I dreamt the delicate feet
Of a graceful and celebrated ballerina.
They seemed strong,
Burdened with tiredness of repetition
And emerging blisters professionally plastered.
Yet, their splendour was incontestable:
Powdered in a lovely concealing white
And beautifully traversed with bluish veins;
Elastic and vulnerable streams
Nurturing the 3-layered spheres
That kept her in place.
I have awoken with my hair wet
And my bare shoulders draped
In a thin scarf of warm and itchy sweat.
After an icy shower,
A stabbing hint of recognition
Encircled my skull as a halo of déjà vu:
Of course, it was sensuous Camille
Claudel’s cinematic gift meant to impress
The morose bearded Rodin; predictably
The professed piece of art was a sole sole,
Singularity which defined her late torturous fate.
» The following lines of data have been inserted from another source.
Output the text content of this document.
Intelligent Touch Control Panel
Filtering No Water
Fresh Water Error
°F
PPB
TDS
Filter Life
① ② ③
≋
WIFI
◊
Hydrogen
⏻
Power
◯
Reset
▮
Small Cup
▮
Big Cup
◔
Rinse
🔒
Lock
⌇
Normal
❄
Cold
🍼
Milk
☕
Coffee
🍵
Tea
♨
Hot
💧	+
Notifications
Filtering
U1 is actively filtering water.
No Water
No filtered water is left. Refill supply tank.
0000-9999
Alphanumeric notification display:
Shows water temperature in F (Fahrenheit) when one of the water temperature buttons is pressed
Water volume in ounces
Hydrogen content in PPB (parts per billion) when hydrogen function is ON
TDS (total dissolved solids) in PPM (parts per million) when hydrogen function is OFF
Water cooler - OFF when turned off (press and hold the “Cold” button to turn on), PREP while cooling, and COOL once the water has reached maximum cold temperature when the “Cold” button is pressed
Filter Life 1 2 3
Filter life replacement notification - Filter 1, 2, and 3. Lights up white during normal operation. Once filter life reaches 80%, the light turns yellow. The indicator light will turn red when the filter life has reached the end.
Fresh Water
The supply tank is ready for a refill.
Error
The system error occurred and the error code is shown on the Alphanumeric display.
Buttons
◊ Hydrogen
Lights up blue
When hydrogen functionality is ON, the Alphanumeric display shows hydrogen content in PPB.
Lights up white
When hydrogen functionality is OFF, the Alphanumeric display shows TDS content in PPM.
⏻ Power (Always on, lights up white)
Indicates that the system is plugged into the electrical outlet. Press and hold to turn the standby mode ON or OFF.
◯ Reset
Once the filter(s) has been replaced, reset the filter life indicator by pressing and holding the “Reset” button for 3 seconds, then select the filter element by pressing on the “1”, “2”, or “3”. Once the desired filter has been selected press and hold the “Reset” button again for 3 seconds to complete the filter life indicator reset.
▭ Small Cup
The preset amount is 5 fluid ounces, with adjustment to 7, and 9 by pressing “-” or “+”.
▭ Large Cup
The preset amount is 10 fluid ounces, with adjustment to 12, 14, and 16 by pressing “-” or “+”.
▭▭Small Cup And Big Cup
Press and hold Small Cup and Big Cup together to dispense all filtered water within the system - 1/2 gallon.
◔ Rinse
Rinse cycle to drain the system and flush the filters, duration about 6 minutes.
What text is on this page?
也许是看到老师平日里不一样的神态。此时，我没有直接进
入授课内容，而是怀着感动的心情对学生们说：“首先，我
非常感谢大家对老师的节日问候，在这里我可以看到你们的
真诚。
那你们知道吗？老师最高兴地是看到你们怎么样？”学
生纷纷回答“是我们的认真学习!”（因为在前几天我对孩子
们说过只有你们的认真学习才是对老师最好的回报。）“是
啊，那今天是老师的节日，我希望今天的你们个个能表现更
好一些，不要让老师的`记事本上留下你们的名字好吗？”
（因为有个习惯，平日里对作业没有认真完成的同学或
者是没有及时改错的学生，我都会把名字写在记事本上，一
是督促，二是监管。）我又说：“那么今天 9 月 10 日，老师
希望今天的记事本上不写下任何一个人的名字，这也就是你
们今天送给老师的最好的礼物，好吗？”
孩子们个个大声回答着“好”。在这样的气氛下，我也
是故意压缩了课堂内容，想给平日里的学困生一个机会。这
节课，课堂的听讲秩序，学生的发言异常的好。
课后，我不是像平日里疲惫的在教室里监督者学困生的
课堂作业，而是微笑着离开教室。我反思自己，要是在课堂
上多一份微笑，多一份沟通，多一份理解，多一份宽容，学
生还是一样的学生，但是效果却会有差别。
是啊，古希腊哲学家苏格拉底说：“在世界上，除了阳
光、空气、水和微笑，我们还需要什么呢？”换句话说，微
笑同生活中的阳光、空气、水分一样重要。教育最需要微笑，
I tremble at the thought of
Insupportably wondrous Isabelle Adjani’s feet:
Unfairly besieged maybe now by
Worn and torn scars the passing’s cruelty
Weaves in our delicacy.
Only the marble, chiselled
With sheer determination
And unparalleled vision, keeps unaffected
The perfection of a nude limb;
Destiny of dragging perfectly contained in
A chalky reverie of tracks exhibited in museums.